Let’s talk about the language in which we are composed. DNA is basically a four-letter alphabet consisting of A, T, C, and G. Researchers at the University of Oregon have discovered a way to read these genetic codes using artificial intelligence. This is very similar to how chatbots read text.
Read DNA with AI


Andrew Kahn and his lab turned to AI to understand mutations in DNA. They took an old machine learning architecture, GPT-2, and trained it on simulations of genetic evolution across a variety of species, including bacteria, rodents, mosquitoes, and primates.
“We can’t repeat evolution, so one of the key workflows we do is develop simulations,” said Kevin Korfmann, lead author of the study. “Simulations mimic the evolutionary process and use the results as training data for deep learning models.”
This tool looks for mutations in the genetic code and traces genes back to the last common ancestor.
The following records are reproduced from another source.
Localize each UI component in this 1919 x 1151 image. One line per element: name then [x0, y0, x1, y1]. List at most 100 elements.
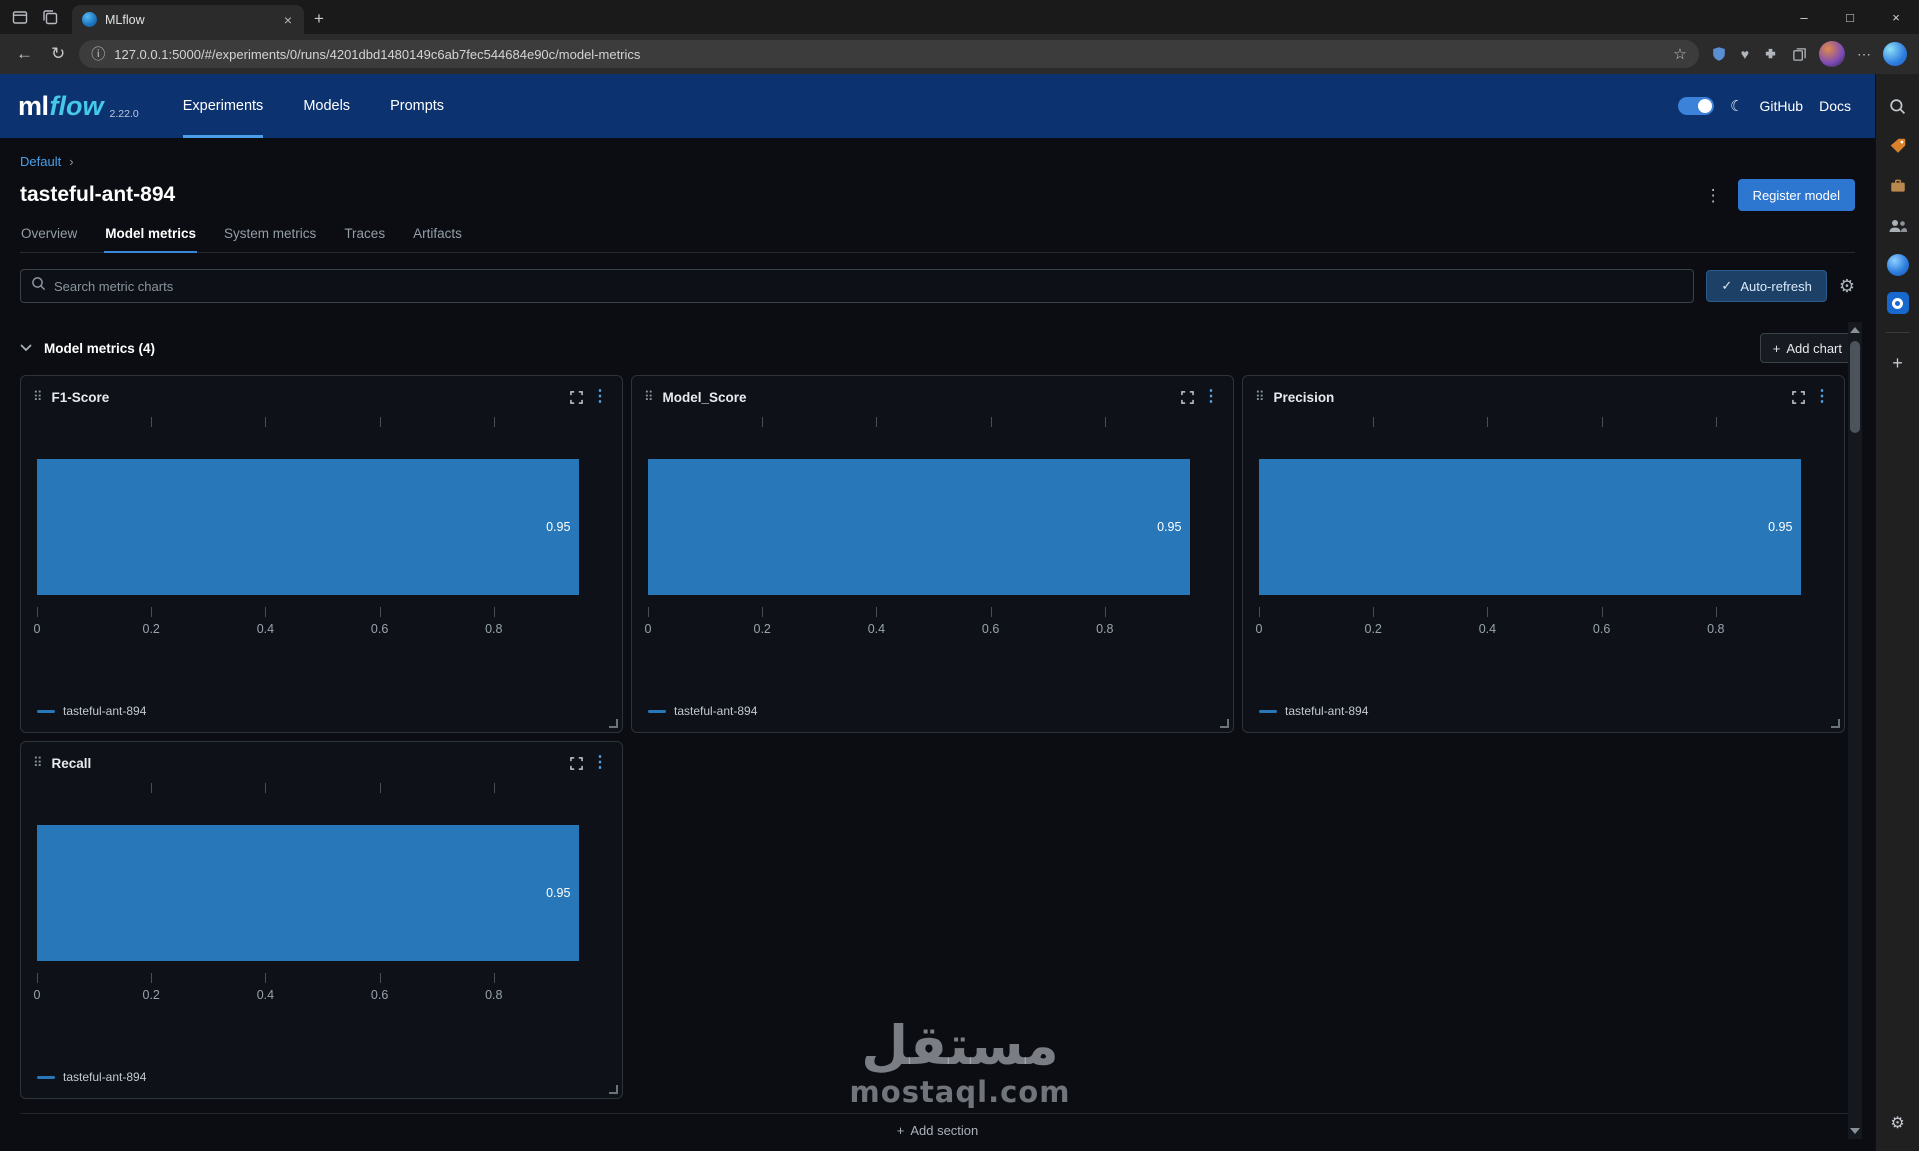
- chevron-down-icon[interactable]: [20, 344, 32, 352]
- breadcrumb-link[interactable]: Default: [20, 154, 61, 169]
- drag-handle-icon[interactable]: ⠿: [33, 755, 43, 771]
- search-row: ✓ Auto-refresh ⚙: [20, 269, 1855, 303]
- edge-sidebar: + ⚙: [1875, 74, 1919, 1151]
- sidebar-settings-icon[interactable]: ⚙: [1886, 1111, 1910, 1135]
- expand-icon[interactable]: [570, 756, 583, 770]
- nav-prompts[interactable]: Prompts: [390, 74, 444, 138]
- sidebar-tools-icon[interactable]: [1886, 174, 1910, 198]
- back-icon[interactable]: ←: [12, 44, 37, 64]
- more-menu-icon[interactable]: ⋯: [1855, 46, 1873, 63]
- site-info-icon[interactable]: ⓘ: [91, 44, 105, 64]
- auto-refresh-button[interactable]: ✓ Auto-refresh: [1706, 270, 1827, 302]
- theme-toggle[interactable]: [1678, 97, 1715, 115]
- expand-icon[interactable]: [1181, 390, 1194, 404]
- tab-model-metrics[interactable]: Model metrics: [104, 226, 198, 253]
- bar: 0.95: [648, 459, 1191, 595]
- legend: tasteful-ant-894: [37, 704, 622, 718]
- drag-handle-icon[interactable]: ⠿: [1255, 389, 1265, 405]
- nav-experiments[interactable]: Experiments: [182, 74, 264, 138]
- x-tick-label: 0.8: [485, 988, 503, 1002]
- github-link[interactable]: GitHub: [1760, 98, 1804, 114]
- bar-plot: 0.95: [37, 783, 608, 983]
- bar-plot: 0.95: [648, 417, 1219, 617]
- x-tick-label: 0.8: [485, 622, 503, 636]
- url-text: 127.0.0.1:5000/#/experiments/0/runs/4201…: [114, 46, 641, 62]
- mlflow-favicon: [82, 12, 97, 27]
- tab-traces[interactable]: Traces: [343, 226, 386, 253]
- browser-tab[interactable]: MLflow ×: [72, 5, 304, 34]
- extensions-icon[interactable]: [1761, 47, 1780, 62]
- expand-icon[interactable]: [570, 390, 583, 404]
- tab-system-metrics[interactable]: System metrics: [223, 226, 317, 253]
- moon-icon: ☾: [1730, 98, 1744, 115]
- tab-actions-icon[interactable]: [42, 9, 58, 25]
- x-tick-label: 0.4: [867, 622, 886, 636]
- sidebar-add-icon[interactable]: +: [1886, 351, 1910, 375]
- collections-icon[interactable]: [1790, 47, 1809, 62]
- resize-handle[interactable]: [1831, 719, 1840, 728]
- nav-models[interactable]: Models: [303, 74, 350, 138]
- x-axis: 0 0.2 0.4 0.6 0.8: [34, 985, 608, 1005]
- shield-icon[interactable]: [1709, 46, 1729, 62]
- x-tick-label: 0.8: [1707, 622, 1725, 636]
- register-model-button[interactable]: Register model: [1737, 179, 1855, 211]
- tick-mark: [379, 973, 381, 983]
- refresh-icon[interactable]: ↻: [47, 44, 69, 64]
- chart-menu-icon[interactable]: ⋮: [592, 755, 608, 771]
- add-chart-button[interactable]: + Add chart: [1759, 333, 1855, 363]
- tick-mark: [1715, 607, 1717, 617]
- expand-icon[interactable]: [1792, 390, 1805, 404]
- sidebar-people-icon[interactable]: [1886, 214, 1910, 238]
- chart-menu-icon[interactable]: ⋮: [1814, 389, 1830, 405]
- tab-artifacts[interactable]: Artifacts: [412, 226, 463, 253]
- x-tick-label: 0.6: [370, 622, 389, 636]
- add-chart-label: Add chart: [1786, 340, 1842, 356]
- content-scrollbar[interactable]: [1848, 322, 1862, 1139]
- workspaces-icon[interactable]: [12, 9, 28, 25]
- sidebar-outlook-icon[interactable]: [1886, 292, 1909, 314]
- breadcrumb-separator-icon: ›: [69, 153, 74, 169]
- chart-menu-icon[interactable]: ⋮: [1203, 389, 1219, 405]
- close-button[interactable]: ×: [1873, 0, 1919, 34]
- resize-handle[interactable]: [1220, 719, 1229, 728]
- card-header: ⠿ Recall ⋮: [21, 742, 622, 775]
- chart-settings-gear-icon[interactable]: ⚙: [1839, 276, 1855, 297]
- tab-title: MLflow: [105, 12, 145, 27]
- new-tab-button[interactable]: +: [314, 9, 324, 29]
- x-tick-label: 0.2: [753, 622, 771, 636]
- sidebar-shopping-icon[interactable]: [1886, 134, 1910, 158]
- metric-chart-card-f1-score: ⠿ F1-Score ⋮ 0.95 0 0.2 0.4 0.6 0.8 tast…: [20, 375, 623, 733]
- scrollbar-thumb[interactable]: [1850, 341, 1860, 433]
- maximize-button[interactable]: □: [1827, 0, 1873, 34]
- bookmark-star-icon[interactable]: ☆: [1673, 45, 1686, 63]
- plus-icon: +: [1772, 340, 1781, 356]
- docs-link[interactable]: Docs: [1819, 98, 1851, 114]
- main-nav: Experiments Models Prompts: [182, 74, 484, 138]
- tab-overview[interactable]: Overview: [20, 226, 78, 253]
- minimize-button[interactable]: –: [1781, 0, 1827, 34]
- scroll-down-arrow-icon[interactable]: [1850, 1128, 1860, 1134]
- resize-handle[interactable]: [609, 1085, 618, 1094]
- sidebar-search-icon[interactable]: [1886, 94, 1910, 118]
- add-section-label: Add section: [910, 1123, 979, 1138]
- x-tick-label: 0.2: [142, 622, 160, 636]
- tab-close-icon[interactable]: ×: [280, 11, 296, 29]
- search-input[interactable]: [54, 278, 1684, 294]
- copilot-icon[interactable]: [1883, 42, 1907, 66]
- scroll-up-arrow-icon[interactable]: [1850, 327, 1860, 333]
- sidebar-designer-icon[interactable]: [1886, 254, 1909, 276]
- drag-handle-icon[interactable]: ⠿: [33, 389, 43, 405]
- resize-handle[interactable]: [609, 719, 618, 728]
- add-section-button[interactable]: + Add section: [20, 1113, 1855, 1147]
- browser-essentials-icon[interactable]: ♥: [1739, 46, 1751, 62]
- drag-handle-icon[interactable]: ⠿: [644, 389, 654, 405]
- run-menu-icon[interactable]: ⋮: [1705, 187, 1722, 204]
- tick-mark: [151, 783, 153, 793]
- chart-menu-icon[interactable]: ⋮: [592, 389, 608, 405]
- bar-value-label: 0.95: [546, 886, 571, 900]
- address-bar[interactable]: ⓘ 127.0.0.1:5000/#/experiments/0/runs/42…: [79, 40, 1699, 68]
- profile-avatar[interactable]: [1819, 41, 1845, 67]
- x-tick-label: 0.8: [1096, 622, 1114, 636]
- tick-mark: [493, 607, 495, 617]
- mlflow-logo[interactable]: ml flow 2.22.0: [18, 74, 139, 138]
“Advances in generative AI and the architectures behind it could be useful in many areas beyond chatbots,” said Evergreen biology professor Andrew Kahn.
In testing, the AI model performed similarly to traditional statistical methods. While traditional math-based methods can take hours or even days to decipher a single mosquito chromosome, the new tool does it in minutes.
“Compared to classical inference approaches, AI tools do not need to reason about every mutation individually,” Kaufman added. “You just read the patterns. All the expensive statistical work is done upfront during training, avoiding bottlenecks.”
“When you borrow technology from a completely different world and apply it to a new problem, you never know what will work,” Kahn says. “But this was a case where things worked out very well.”
Impact on disease management
These kinds of tools can help scientists figure out when a species developed a particular trait or when disease resistance genes emerged. Let’s take malaria as an example. Scientists have been using insecticides to control mosquito populations for years, until mosquitoes developed resistance.
“We are now seeing resistance to insecticides in all of these mosquito populations,” Khan explained.
“A major challenge in preventing the spread of malaria is understanding the evolution of insecticide resistance,” Khan added. “Now, using AI models, we can ask how long ago these resistance genes arose in the population and learn about the evolutionary history of this important malaria carrier.”
Additionally, the model works with incomplete DNA datasets, which is a common problem for researchers. Looking to the future, Kahn and Koffman hope to use machine learning to build complete family trees across multiple lineages.
“There are a lot of things in machine learning that haven’t yet been applied to our field,” Koffman said. “There is a lot of translation work that needs to be done to make these new algorithms work in biology.”